07-13-2015 01:53 PM
I have never used PROC SIMILARITY and would like some advice from the SAS Community.I have time series data (1970-2013) for 40 states. I want to cluster these 40 states into 3-4 groups based on their time series similarities. Additionally, I would like to find a way to visually represent these derived groupings (e.g., a cluster tree). My csv file has 40 columns (each state) and 43 rows (years). The SAS example for time series clustering appears fairly incomplete and I am having trouble finding the syntax for what I want to do. Can someone provide any advice?
07-13-2015 03:21 PM
I would recommend you using the Time Series Similarity node in Enterprise Miner (if it is an option for you) which outputs the clusters and the hierarchy structure.

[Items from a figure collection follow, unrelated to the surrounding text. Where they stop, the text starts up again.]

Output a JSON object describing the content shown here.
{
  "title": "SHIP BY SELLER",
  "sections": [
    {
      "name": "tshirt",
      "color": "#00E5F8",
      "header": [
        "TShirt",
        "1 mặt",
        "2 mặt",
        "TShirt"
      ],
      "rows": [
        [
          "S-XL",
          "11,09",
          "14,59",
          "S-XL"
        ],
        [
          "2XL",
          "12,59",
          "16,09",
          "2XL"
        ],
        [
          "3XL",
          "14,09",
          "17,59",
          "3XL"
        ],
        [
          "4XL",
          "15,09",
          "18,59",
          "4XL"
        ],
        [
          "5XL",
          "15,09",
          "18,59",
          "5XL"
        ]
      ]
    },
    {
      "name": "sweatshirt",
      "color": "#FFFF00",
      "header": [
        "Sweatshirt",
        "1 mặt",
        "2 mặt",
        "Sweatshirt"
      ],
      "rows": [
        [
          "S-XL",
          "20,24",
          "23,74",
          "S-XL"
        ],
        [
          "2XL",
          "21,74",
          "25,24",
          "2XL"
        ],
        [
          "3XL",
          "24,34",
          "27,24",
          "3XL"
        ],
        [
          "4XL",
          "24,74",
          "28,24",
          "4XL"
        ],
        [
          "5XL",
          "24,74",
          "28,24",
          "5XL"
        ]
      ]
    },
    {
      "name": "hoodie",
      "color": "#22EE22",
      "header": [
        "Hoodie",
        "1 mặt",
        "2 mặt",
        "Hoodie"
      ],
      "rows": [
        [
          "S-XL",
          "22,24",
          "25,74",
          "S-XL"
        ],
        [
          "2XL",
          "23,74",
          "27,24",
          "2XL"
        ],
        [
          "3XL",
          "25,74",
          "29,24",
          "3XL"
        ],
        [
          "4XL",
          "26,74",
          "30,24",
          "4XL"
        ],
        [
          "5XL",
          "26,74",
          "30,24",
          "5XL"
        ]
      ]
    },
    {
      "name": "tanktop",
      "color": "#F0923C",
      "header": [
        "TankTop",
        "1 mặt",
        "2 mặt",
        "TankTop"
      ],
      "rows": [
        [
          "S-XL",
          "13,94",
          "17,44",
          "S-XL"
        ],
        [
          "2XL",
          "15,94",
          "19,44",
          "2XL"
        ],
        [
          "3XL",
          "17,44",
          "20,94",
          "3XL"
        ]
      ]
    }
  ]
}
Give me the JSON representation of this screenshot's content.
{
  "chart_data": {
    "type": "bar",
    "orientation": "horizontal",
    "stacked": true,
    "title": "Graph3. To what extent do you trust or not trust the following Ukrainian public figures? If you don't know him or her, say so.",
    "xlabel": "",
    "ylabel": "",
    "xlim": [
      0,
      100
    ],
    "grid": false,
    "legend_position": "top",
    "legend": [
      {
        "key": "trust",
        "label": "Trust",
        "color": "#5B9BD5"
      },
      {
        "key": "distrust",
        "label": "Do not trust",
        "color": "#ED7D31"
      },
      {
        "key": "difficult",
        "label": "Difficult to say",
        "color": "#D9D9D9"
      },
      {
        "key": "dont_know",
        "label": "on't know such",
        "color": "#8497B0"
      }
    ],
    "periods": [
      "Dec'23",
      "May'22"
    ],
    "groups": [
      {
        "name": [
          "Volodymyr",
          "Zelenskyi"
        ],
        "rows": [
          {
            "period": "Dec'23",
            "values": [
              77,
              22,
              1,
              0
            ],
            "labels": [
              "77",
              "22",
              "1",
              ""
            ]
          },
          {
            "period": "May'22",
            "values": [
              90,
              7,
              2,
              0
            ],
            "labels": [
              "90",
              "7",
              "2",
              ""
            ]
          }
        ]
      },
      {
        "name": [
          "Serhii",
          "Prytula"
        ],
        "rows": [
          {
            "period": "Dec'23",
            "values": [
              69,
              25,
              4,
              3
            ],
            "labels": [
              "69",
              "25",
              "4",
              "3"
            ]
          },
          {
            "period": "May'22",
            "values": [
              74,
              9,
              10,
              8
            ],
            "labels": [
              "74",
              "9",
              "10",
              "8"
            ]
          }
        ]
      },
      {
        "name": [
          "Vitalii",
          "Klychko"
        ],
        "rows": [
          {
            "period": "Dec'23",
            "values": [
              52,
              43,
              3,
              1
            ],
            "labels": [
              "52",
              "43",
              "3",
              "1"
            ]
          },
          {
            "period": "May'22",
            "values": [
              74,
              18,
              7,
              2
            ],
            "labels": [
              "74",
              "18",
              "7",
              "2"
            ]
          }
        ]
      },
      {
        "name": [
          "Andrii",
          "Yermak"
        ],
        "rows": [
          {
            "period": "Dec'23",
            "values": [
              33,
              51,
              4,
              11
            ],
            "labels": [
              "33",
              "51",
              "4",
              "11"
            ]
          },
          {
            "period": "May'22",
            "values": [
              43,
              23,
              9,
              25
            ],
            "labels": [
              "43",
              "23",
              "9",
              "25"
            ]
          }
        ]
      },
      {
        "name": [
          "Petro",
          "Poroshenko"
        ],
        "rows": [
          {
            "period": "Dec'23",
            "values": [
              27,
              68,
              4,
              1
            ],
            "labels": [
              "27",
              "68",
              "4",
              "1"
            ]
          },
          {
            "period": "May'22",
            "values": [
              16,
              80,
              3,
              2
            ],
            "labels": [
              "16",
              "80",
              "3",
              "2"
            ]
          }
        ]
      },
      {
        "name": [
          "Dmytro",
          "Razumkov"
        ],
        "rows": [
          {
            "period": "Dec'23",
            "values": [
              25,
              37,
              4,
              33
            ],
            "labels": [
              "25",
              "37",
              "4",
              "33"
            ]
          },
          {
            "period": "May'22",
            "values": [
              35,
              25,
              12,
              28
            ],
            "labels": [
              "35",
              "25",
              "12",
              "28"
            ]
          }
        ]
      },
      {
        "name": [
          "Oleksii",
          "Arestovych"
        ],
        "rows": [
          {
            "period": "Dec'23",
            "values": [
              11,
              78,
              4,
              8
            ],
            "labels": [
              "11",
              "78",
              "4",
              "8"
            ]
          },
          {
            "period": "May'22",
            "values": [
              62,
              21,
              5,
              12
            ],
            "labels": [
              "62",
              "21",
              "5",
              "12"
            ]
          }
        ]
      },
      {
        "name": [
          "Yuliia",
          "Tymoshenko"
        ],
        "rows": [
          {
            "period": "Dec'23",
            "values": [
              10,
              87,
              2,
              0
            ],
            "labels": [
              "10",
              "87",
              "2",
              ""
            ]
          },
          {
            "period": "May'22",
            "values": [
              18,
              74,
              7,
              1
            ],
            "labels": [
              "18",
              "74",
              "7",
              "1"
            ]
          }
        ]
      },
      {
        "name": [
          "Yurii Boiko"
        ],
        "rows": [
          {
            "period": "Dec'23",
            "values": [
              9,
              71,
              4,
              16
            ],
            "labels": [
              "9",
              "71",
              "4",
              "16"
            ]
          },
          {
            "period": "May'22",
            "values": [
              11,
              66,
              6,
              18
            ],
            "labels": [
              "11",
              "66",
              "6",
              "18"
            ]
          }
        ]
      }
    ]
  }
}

Of course, you can do the same thing in SAS (ETS installation required) through some coding yourself. You can obtain the similarity matrix from PROC SIMILARITY and then call PROC CLUSTER or CORR for analyzing the association and clustering. The basic syntax to meet your specific need will look like,
PROC SIMILARITY data=InputData out=OutputData outsum=OutSummary;
ID timeid interval = ... accumulate=... ;
TARGET series1 series2 ...;
You don't need BY statement if you don't have Cross ID.
You can then feed the OutSummary data as a Distance type to PROC CLUSTER.